Le président de l’Atrabu se demande si les propriétaires des véhicules qui tombent en panne pendant tout un mois, payeront également la totalité de la nouvelle taxe.

Pour toutes ces raisons, indique Bosco Minani, des consultations doivent avoir lieu avec le maire pour qu’il explique clairement sa mesure. Car, les transporteurs payent déjà une taxe municipale tous les trois mois à hauteur de 6 mille Fbu pour un véhicule de 18 places et 12 mille Fbu pour un véhicule de 30 places : « C’est donc une nouvelle taxe qui s’ajoute. »

Et de prévenir que si la mesure est maintenue en l’état, les transporteurs prendront des dispositions pour la respecter mais également pour continuer à travailler sans trop de perte.

Léonidas Ndikumana, un taxi-vélo de Kamenge, n’y va par quatre chemins : « Je suis contre cette mesure car la mairie nous exige de payer 2000 Fbu par mois en plus de 1500 que nous payions, c’est trop. » Pour lui, cette mesure vient empirer la situation surtout que dernièrement, la même mairie leur a exigé de porter des gilets de 13 mille Fbu la pièce. Et de suggérer que la somme de 2000 Fbu soit payée trimestriellement.

Georges Ndikumana, un taxi-moto de Gihosha : « C’est injuste de nous demander de verser 5000 Fbu par mois alors que les motards n’ont aucun parking. Avant nous avions des parkings chez Ndadaye, à l’OTB et près de l’école Michel Archange mais la police nous a chassé.» Bien plus, estime-t-il, si le gouvernement veut de l’argent, qu’il leur permette de circuler partout même au centre-ville.


La mairie s’explique

Freddy Mbonimpa
Freddy Mbonimpa

« Pour le transport rémunéré, il n’y a pas de problèmes parce qu’il y a eu des réunions avec des représentants des associations des transporteurs. La mesure est en application depuis ce 1er novembre », indique Freddy Mbonimpa, maire de la ville de Bujumbura. Concernant le transport non énuméré, la mesure sera mise en application en peu après avec le 1er janvier 2017. Et cela, précise-t-il, si les travaux préparatoires avancent au rythme voulu.
Le maire de la ville de Bujumbura signale que sur 3000 parkings escomptés, 2300 sont déjà identifiés. Et après, un appel d’offre pour des marchés publics sera lancé pour leur aménagement.

Il explique que deux raisons ont essentiellement motivées cette décision : lutte contre le banditisme dans les parkings et l’approvisionnement de la caisse de la mairie de Bujumbura.

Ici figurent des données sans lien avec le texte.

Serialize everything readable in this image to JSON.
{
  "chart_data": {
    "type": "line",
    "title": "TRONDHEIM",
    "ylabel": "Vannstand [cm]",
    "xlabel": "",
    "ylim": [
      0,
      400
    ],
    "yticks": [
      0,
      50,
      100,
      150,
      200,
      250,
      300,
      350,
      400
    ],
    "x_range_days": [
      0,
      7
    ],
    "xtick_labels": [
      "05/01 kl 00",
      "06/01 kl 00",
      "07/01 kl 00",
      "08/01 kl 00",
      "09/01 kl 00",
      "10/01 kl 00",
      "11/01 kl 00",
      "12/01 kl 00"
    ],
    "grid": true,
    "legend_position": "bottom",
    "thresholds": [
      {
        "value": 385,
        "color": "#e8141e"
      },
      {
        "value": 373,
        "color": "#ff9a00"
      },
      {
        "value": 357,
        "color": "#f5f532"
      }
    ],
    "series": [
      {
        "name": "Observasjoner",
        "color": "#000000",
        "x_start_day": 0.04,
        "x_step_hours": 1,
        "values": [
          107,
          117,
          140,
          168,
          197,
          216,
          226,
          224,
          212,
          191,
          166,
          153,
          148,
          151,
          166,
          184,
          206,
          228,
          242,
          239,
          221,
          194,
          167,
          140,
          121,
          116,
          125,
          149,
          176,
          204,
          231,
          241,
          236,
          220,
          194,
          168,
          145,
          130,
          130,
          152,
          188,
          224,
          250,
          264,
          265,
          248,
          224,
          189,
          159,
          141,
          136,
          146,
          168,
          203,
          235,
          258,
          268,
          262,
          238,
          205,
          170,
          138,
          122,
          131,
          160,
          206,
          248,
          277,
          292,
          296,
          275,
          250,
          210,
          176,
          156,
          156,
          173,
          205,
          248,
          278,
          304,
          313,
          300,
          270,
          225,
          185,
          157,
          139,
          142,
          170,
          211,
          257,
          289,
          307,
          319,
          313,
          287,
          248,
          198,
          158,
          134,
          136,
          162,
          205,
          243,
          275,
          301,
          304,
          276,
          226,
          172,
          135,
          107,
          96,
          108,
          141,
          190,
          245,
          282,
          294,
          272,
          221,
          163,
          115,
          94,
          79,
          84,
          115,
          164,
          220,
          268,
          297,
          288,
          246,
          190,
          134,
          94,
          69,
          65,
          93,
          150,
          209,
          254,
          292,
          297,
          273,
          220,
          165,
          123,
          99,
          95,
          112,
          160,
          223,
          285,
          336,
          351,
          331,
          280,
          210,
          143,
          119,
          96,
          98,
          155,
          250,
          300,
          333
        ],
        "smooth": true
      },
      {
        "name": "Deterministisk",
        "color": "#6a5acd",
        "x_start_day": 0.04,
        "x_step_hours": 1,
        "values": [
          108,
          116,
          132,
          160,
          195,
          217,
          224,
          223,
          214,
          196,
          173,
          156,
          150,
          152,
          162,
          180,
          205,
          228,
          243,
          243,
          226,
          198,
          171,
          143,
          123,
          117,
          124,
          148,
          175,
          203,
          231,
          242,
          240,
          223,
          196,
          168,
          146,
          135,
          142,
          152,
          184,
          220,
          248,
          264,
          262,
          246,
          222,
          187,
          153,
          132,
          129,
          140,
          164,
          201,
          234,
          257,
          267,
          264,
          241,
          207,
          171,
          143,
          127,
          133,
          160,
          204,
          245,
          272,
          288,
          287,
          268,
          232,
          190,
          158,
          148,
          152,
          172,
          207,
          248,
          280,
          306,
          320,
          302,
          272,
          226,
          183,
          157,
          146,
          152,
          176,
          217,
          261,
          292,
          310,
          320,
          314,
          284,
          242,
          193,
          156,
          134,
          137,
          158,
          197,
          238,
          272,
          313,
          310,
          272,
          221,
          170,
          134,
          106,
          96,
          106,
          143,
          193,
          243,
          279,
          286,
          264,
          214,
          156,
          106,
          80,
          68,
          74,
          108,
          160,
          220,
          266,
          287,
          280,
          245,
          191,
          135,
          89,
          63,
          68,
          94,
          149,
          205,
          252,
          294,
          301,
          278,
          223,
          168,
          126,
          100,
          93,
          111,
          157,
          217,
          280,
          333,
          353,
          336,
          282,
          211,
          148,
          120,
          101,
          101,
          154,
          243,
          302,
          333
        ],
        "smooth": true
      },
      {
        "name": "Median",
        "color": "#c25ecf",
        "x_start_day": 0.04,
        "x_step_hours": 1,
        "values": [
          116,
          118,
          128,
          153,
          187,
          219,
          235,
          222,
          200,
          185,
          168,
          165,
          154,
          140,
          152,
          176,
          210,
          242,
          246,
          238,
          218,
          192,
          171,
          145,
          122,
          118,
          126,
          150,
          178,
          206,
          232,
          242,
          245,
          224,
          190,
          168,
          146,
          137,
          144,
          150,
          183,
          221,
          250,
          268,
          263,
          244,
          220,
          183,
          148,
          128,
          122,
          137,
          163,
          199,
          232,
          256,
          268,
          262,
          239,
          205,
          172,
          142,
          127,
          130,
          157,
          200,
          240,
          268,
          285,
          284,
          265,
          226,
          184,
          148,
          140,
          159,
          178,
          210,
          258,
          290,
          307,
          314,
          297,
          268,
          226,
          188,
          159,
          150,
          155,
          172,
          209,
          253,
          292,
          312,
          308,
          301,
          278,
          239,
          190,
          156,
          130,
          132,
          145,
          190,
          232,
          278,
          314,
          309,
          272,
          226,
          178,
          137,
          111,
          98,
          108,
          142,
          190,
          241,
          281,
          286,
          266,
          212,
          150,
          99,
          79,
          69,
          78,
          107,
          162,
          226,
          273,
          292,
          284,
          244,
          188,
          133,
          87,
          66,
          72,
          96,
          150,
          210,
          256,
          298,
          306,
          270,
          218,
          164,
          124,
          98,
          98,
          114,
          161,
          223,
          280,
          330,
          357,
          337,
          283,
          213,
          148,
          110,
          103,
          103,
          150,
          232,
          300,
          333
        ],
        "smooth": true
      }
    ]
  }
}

Concernant la destination de cet argent, Freddy Mbonimpa dit qu’il y a des taxes et impôts collectés par l’OBR et dirigés dans la caisse de l’Etat tandis que ces frais de stationnement vont servir au fonctionnement des services municipaux. Il promet que des réunions seront organisées par tous les concernés sur la mise en application de cette décision.

Droits de stationnement selon la décision du maire

tableau

Forum des lecteurs d'Iwacu

4 réactions
  1. GACIYUBWENGE

    Bonne mesure si elle bien étudiée. Je suis d’accord avec le précédent commentateur, M Verstehen.

  2. Verstehen

    Pour que les citadins soient fiers de leur ville, ce sacrifice vaut la peine. Mais étant déjà habitué à l’adage de la chèvre qui broute là ou elle est attaché, il faudrait que Monsieur le Maire change l’appellation de sa taxe en un nom qui inclut le projet pour lequel ces fonds seront destinés. Pour moi ,je pense que pour que la ville de Bujumbura cesse d’etre ce grand village anarchique et dangereuse que tout le monde connait ,il faudrait collecter les fonds et financer:
    -La mise en place progressive d’un éclairage public digne
    -L’aménagement des trottoirs pour les piétons(pavé)
    -La réinstallation des feux de signalisation(seuls les reliques vous renseigne de cette tentative)
    -Instaurer des hots spots pour la connexion à l’internet abordable si pas gratuit
    -Payer les services d’entretien de la voirie urbaine(bouchage des nids de poule,balayage,peinture etc)
    -Aménager les airs de loisirs(terrains ,jardins,parcs)
    Mais aussi finaliser l’hôtel de ville(la honte) et commencer à économiser pour lâcher l bride aux communes, car décentralisation exige.

  3. an

    Cela rappelle du temps où la polygamie était punie ou plutôt taxée d’un montant de 500,-Francs l’an tout en permettant au contrevenant de rester avec son second bureau.-

    • nunu

      Que deviedra-t-elle si une personne qui ne sera pas a mesure de payer cette taxe supplementaire??????